Daniel J. Sharfstein is a professor of law and history at Vanderbilt University and a legal scholar who has written books and articles about the legal history of the United States and African Americans as well as Oliver Otis Howard and the war against Nez Perce. He was a 2013 Guggenheim Fellow.

He graduated from Harvard College and then worked for 3 years as a journalist. He received his Juris Doctor degree from Yale Law School, clerked for judge Dorothy W. Nelson at the U.S. Court of Appeals for the Ninth Circuit and for judge Rya W. Zobel of the U.S. District Court for the District of Massachusetts. He was an associate at Strumwasser & Woocher, a public interest law firm in Santa Monica, California.

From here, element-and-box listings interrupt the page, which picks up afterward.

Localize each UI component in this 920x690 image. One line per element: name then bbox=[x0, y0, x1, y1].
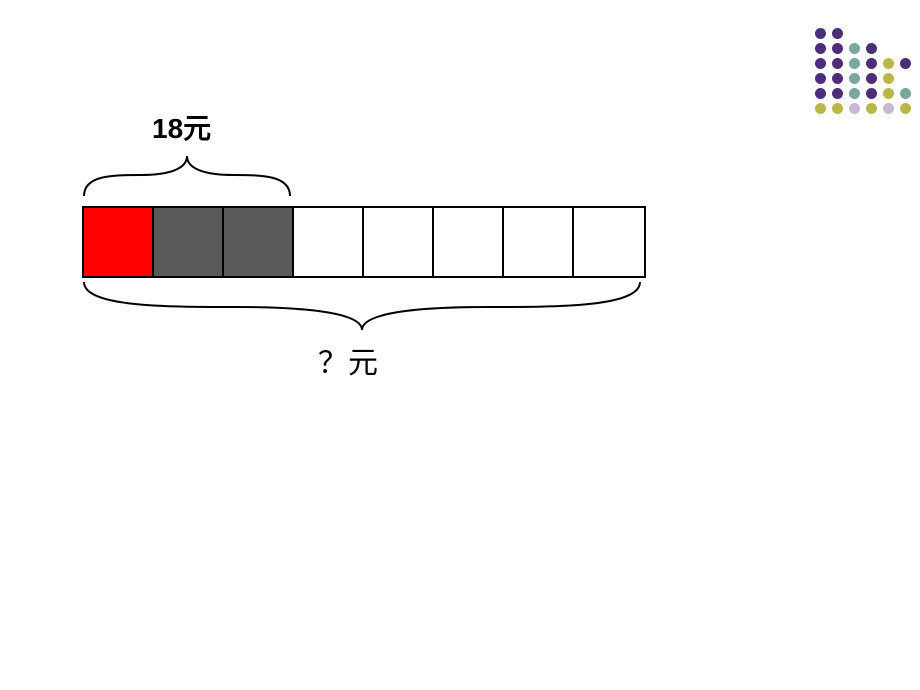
decoration-dot bbox=[866, 103, 877, 114]
decoration-dot bbox=[866, 88, 877, 99]
corner-dot-decoration bbox=[815, 28, 920, 118]
bottom-bracket-label: ？元 bbox=[318, 338, 378, 382]
bar-cell bbox=[154, 208, 224, 276]
decoration-dot bbox=[866, 43, 877, 54]
decoration-dot bbox=[832, 88, 843, 99]
decoration-dot bbox=[815, 73, 826, 84]
decoration-dot bbox=[815, 58, 826, 69]
decoration-dot bbox=[883, 58, 894, 69]
decoration-dot bbox=[815, 88, 826, 99]
bar-cell bbox=[364, 208, 434, 276]
decoration-dot bbox=[900, 58, 911, 69]
decoration-dot bbox=[849, 43, 860, 54]
bar-cell bbox=[504, 208, 574, 276]
bar-cell bbox=[224, 208, 294, 276]
decoration-dot bbox=[815, 43, 826, 54]
decoration-dot bbox=[849, 73, 860, 84]
decoration-dot bbox=[815, 103, 826, 114]
decoration-dot bbox=[832, 43, 843, 54]
decoration-dot bbox=[883, 73, 894, 84]
decoration-dot bbox=[883, 88, 894, 99]
dot-row bbox=[815, 88, 920, 99]
top-bracket-label: 18元 bbox=[152, 107, 211, 147]
dot-row bbox=[815, 28, 920, 39]
dot-row bbox=[815, 58, 920, 69]
dot-row bbox=[815, 73, 920, 84]
decoration-dot bbox=[849, 88, 860, 99]
decoration-dot bbox=[866, 73, 877, 84]
bottom-curly-brace bbox=[82, 280, 642, 334]
bar-cell bbox=[84, 208, 154, 276]
tape-diagram-bar bbox=[82, 206, 646, 278]
decoration-dot bbox=[900, 103, 911, 114]
slide-canvas: 18元 ？元 bbox=[0, 0, 920, 690]
decoration-dot bbox=[849, 103, 860, 114]
decoration-dot bbox=[815, 28, 826, 39]
decoration-dot bbox=[900, 88, 911, 99]
decoration-dot bbox=[883, 103, 894, 114]
decoration-dot bbox=[849, 58, 860, 69]
bar-cell bbox=[574, 208, 644, 276]
decoration-dot bbox=[866, 58, 877, 69]
top-curly-brace bbox=[82, 152, 292, 198]
bar-cell bbox=[434, 208, 504, 276]
decoration-dot bbox=[832, 73, 843, 84]
bar-cell bbox=[294, 208, 364, 276]
decoration-dot bbox=[832, 28, 843, 39]
decoration-dot bbox=[832, 103, 843, 114]
dot-row bbox=[815, 43, 920, 54]
dot-row bbox=[815, 103, 920, 114]
decoration-dot bbox=[832, 58, 843, 69]
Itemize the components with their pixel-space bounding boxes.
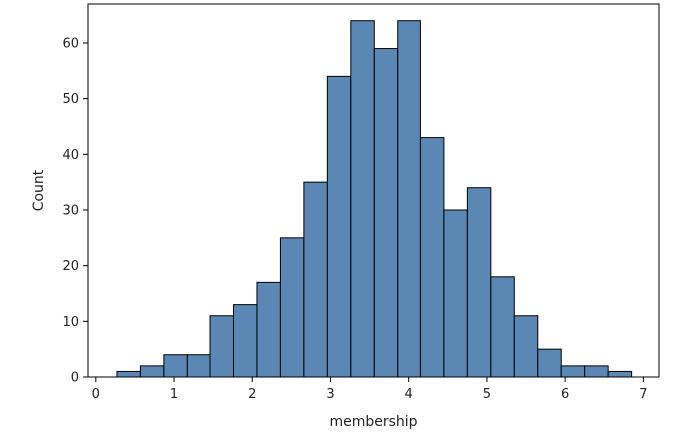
x-tick-label: 0 (92, 387, 100, 402)
y-tick-label: 0 (71, 371, 79, 386)
histogram-bar (186, 354, 211, 378)
histogram-bar (466, 187, 492, 378)
histogram-bar (303, 181, 328, 378)
y-tick-label: 10 (62, 315, 79, 330)
x-axis-label: membership (329, 414, 417, 430)
histogram-bar (560, 365, 586, 378)
plot-frame (87, 3, 660, 378)
x-tick-label: 1 (170, 387, 178, 402)
x-tick-label: 3 (326, 387, 334, 402)
histogram-bar (232, 304, 258, 378)
x-tick-label: 4 (405, 387, 413, 402)
x-tick-label: 5 (483, 387, 491, 402)
y-tick-label: 20 (62, 259, 79, 274)
histogram-bar (373, 48, 399, 378)
histogram-bar (537, 348, 562, 378)
histogram-bar (326, 75, 352, 378)
y-axis-label: Count (31, 169, 47, 211)
histogram-bar (139, 365, 165, 378)
histogram-bar (279, 237, 305, 378)
x-tick-label: 7 (639, 387, 647, 402)
histogram-bar (209, 315, 234, 378)
y-axis: 0 10 20 30 40 50 60 (62, 36, 88, 386)
x-tick-label: 6 (561, 387, 569, 402)
x-axis: 0 1 2 3 4 5 6 7 (92, 377, 647, 402)
y-tick-label: 60 (62, 36, 79, 51)
histogram-bar (116, 370, 141, 378)
histogram-bar (256, 281, 281, 378)
histogram-bar (607, 370, 633, 378)
bars-group (116, 20, 633, 378)
x-tick-label: 2 (248, 387, 256, 402)
histogram-bar (397, 20, 421, 378)
histogram-bar (513, 315, 539, 378)
histogram-bar (350, 20, 375, 378)
histogram-bar (163, 354, 188, 378)
histogram-bar (419, 137, 445, 378)
histogram-bar (584, 365, 609, 378)
histogram-bar (443, 209, 468, 378)
y-tick-label: 30 (62, 203, 79, 218)
y-tick-label: 50 (62, 92, 79, 107)
histogram-bar (490, 276, 515, 378)
y-tick-label: 40 (62, 148, 79, 163)
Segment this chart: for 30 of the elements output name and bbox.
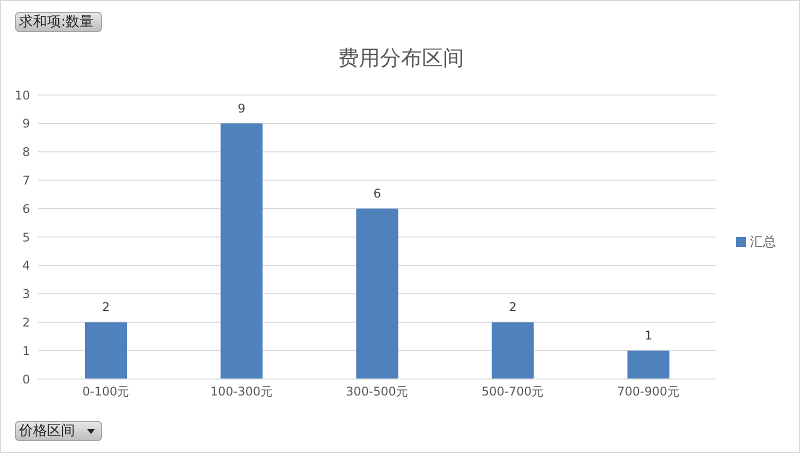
bar	[220, 123, 263, 379]
bar	[356, 208, 398, 379]
data-label: 9	[238, 101, 246, 116]
data-label: 6	[373, 186, 382, 201]
bar	[85, 322, 127, 379]
y-tick-label: 6	[22, 202, 30, 216]
y-tick-label: 0	[22, 372, 30, 386]
chart-title: 费用分布区间	[337, 45, 465, 72]
legend-label: 汇总	[750, 235, 776, 250]
y-tick-label: 10	[14, 88, 30, 102]
x-tick-label: 300-500元	[346, 384, 408, 399]
y-tick-label: 3	[22, 287, 30, 302]
y-tick-label: 2	[22, 315, 30, 330]
x-tick-label: 100-300元	[210, 384, 272, 399]
field-button: 价格区间	[15, 421, 102, 441]
y-tick-label: 8	[22, 145, 30, 160]
data-label: 2	[102, 300, 110, 314]
field-button: 求和项:数量	[15, 12, 102, 32]
y-tick-label: 4	[22, 258, 30, 273]
y-tick-label: 1	[22, 344, 30, 358]
y-tick-label: 5	[22, 230, 30, 244]
bar	[492, 322, 534, 379]
y-tick-label: 9	[22, 116, 30, 131]
y-tick-label: 7	[22, 173, 30, 188]
data-label: 1	[644, 328, 652, 343]
bar	[627, 350, 670, 379]
data-label: 2	[508, 300, 517, 314]
x-tick-label: 500-700元	[482, 384, 544, 399]
x-tick-label: 0-100元	[82, 384, 130, 399]
x-tick-label: 700-900元	[617, 384, 680, 399]
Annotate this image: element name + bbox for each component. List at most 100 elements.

He is the director of the George Barrett Social Justice Program at Vanderbilt. He delivered the Edward L. Prichard lecture at the University of Kentucky in 2019.

In 2021 he was researching a book on New York's garment workers.

==Selected bibliography==
- Sharfstein, Daniel J (2012). "Atrocity, Entitlement, and Personhood in Property" Winner of the Association of American Law Schools 2011 Scholarly Papers Competition.
- Sharfstein, Daniel J. (2011). "The Invisible Line: Three American Families and the Secret Journey from Black to White" Winner of the 2012 J. Anthony Lukas Book Prize for excellence in non-fiction, Law & Society Association 2012 James Willard Hurst Jr. Prize for socio-legal history, William Nelson Cromwell Book Prize from the American Society for Legal History, and the Chancellor’s Award for Research from Vanderbilt.
- Sharfstein, Daniel J. (2017). "Thunder in the Mountains: Chief Joseph, Oliver Otis Howard and the Nez Perce War"
- Sharfstein DJ. "Reading American Anarchy as a Legal History of Immigrants: Forum on Willrich’s American Anarchy" Law and History Review. 2025;43(1):189-194.